Другой качает головой. Он наклоняется, поддевает тростью край брезента.
– Ноги ей подогните. Мало ли, заглянут…
Женщину укладывают, словно куклу – маленькую легкую куклу с золотыми волосами. Ее рука безвольно падает, обручальное кольцо сверкает на пальце. Один из тех, кто стоит поблизости, мужчина с расширенными зрачками и болезненной улыбкой на тонких губах, присаживается рядом и незаметно стаскивает его.
– Луиджи, что ты там делаешь?
– Руку ее прячу.
– И что ты хочешь заявить в полиции?
Макар не успел ответить: Леонардо ткнул направо.
– Все, пришли!
Неприметная дверь ничем не напоминала вход в участок, если бы не скромная табличка сбоку и зарешеченные окна на первом этаже. За стеклом торчал кактус, похожий на инсталляцию из утыканных иглами оладьев.
– М-да, место не слишком приветливо выглядит, – признал переводчик. – Но если я правильно понял, вы настроены побеседовать с кем-нибудь из местных?..
– Очень настроены! – твердо сказал Макар.
– Вы сначала ответите на телефонный звонок или считаете, что разговор с полицией не терпит отлагательств? – Леонардо поправил очки и выжидательно уставился на Илюшина.
– Господи, где ты учил русский! – простонал Бабкин. – В корпусе благородных девиц? И, кстати, ты о чем?
– Телефон. Я должен заметить, он уже минуту гудит у Макара в кармане.
Илюшин вытащил трубку, поставленную на виброзвонок. Та тряслась так отчаянно, будто от бессилия впала в эпилептический припадок.
– Да! – сказал Макар. – Рвтисавари, ты? Нет, ничего хорошего. Что? Что-о?!
Он отступил на несколько шагов от двери. Бабкин и Леонардо, переглянувшись, последовали за ним.
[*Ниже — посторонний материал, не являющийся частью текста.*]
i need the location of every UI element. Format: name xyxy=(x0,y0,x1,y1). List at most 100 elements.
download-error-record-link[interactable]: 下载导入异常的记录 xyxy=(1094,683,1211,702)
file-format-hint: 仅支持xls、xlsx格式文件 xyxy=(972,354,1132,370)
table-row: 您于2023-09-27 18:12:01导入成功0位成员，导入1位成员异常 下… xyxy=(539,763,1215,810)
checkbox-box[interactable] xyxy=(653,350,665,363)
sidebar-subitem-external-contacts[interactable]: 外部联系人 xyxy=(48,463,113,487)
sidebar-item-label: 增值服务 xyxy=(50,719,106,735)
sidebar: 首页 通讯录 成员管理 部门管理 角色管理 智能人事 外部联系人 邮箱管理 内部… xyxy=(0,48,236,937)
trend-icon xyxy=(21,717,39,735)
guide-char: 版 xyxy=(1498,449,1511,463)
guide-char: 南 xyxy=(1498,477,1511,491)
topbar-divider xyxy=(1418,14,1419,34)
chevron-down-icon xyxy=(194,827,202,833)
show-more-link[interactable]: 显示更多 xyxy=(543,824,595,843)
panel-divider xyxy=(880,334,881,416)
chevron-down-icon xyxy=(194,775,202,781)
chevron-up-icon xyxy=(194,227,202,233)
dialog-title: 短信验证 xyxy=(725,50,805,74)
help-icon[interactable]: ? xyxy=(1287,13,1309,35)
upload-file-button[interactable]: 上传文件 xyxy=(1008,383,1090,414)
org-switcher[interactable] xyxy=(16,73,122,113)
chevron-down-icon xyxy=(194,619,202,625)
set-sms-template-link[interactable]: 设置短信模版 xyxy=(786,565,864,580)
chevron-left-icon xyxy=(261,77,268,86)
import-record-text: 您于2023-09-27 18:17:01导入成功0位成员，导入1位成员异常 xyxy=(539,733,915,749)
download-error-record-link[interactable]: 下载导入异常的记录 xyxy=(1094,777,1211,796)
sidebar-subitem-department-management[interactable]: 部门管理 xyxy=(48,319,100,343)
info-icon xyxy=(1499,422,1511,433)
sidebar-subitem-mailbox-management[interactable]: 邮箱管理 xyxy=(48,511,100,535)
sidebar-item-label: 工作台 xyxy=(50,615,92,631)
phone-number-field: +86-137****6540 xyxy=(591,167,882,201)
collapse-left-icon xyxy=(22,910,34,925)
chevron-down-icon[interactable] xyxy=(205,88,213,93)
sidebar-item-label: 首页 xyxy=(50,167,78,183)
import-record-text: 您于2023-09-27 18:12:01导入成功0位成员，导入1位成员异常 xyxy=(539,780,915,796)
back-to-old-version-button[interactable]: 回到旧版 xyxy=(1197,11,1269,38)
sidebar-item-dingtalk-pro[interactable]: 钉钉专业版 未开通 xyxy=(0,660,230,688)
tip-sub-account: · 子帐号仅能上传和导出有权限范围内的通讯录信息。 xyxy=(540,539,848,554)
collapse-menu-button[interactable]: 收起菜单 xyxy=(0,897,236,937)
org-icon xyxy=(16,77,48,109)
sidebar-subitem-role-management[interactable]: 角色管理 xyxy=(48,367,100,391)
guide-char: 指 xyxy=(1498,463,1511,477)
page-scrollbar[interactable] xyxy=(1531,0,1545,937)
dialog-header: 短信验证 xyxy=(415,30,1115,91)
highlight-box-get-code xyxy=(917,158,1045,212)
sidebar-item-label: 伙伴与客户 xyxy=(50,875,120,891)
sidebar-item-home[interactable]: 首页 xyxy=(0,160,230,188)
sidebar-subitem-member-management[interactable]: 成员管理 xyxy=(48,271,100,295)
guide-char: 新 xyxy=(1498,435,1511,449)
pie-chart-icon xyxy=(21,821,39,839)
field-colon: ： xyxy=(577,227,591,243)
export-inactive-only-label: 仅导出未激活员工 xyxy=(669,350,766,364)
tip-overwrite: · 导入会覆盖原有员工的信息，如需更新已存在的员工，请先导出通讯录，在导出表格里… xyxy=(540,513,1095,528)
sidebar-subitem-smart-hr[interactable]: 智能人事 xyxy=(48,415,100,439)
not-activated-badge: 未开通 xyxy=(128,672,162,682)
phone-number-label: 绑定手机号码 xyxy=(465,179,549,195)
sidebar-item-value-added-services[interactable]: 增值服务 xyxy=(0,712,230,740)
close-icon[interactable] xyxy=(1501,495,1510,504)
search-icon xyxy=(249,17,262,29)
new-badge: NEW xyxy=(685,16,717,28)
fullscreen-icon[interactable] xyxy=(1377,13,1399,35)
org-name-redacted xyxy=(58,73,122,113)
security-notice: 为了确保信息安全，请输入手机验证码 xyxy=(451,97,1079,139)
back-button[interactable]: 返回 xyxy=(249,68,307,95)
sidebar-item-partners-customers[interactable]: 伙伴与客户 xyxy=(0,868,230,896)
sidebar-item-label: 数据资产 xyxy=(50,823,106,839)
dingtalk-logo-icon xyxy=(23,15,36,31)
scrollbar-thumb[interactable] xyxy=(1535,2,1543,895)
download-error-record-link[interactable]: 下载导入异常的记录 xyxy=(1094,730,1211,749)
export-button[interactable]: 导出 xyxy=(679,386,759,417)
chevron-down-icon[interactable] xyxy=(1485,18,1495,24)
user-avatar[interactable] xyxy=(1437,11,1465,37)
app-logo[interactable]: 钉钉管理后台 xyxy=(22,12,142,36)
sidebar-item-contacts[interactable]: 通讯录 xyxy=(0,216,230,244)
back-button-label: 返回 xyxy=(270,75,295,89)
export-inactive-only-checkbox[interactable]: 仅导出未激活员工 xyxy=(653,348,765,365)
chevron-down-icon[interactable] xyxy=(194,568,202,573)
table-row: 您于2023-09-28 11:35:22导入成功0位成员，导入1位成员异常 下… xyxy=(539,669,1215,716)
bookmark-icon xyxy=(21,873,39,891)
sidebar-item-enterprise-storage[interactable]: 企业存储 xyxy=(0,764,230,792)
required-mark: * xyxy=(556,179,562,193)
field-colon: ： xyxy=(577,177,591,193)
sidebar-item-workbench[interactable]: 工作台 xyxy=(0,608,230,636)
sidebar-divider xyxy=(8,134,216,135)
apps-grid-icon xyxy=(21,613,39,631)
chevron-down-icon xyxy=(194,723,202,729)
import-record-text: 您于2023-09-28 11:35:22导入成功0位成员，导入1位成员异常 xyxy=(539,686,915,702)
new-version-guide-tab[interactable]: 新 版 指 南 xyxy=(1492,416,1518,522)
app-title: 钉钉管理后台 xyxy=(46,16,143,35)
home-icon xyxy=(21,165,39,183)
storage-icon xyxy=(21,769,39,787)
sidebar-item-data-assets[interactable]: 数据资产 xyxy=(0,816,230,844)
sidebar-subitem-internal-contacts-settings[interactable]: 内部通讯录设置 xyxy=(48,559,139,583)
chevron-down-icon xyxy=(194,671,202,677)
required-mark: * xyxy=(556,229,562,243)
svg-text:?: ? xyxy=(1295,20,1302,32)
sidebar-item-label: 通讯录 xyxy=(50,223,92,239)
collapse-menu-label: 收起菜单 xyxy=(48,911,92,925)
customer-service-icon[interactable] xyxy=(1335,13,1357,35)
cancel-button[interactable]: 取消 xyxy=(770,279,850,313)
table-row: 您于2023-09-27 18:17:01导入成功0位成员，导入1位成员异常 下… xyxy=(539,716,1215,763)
Илюшин слушал, озадаченно глядя на Сергея, время от времени бросая короткие вопросы.
– Занятно… Ты его знаешь? Когда? Почему? Ах, Паоло!
– Так! – не выдержал Бабкин. – Ну-ка транслируй нам сюда, что у вас происходит!
– Я перезвоню, – сказал Макар и отключил телефон.
А затем широко улыбнулся.
До этого Бабкин чувствовал себя, по выражению его жены, как еж с колючками внутрь. Он видел, какое мучительное напряжение охватило его друга, и осознавал: что-то идет не так. Катастрофически не так, бесповоротно! Что бы там ни чуял Илюшин, его интуиции Сергей доверял на все сто. Если уж он решился обратиться в полицию, значит, был готов на крайние меры.
И вдруг вернулся прежний Макар, словно сбросивший груз с плеч. Но что такого мог сообщить ему толстенький грузин, чтобы Илюшин перестал бояться за жизнь Вики Маткевич?!
– Мы идем в полицию или нет?
Леонардо переводил взгляд с одного сыщика на другого.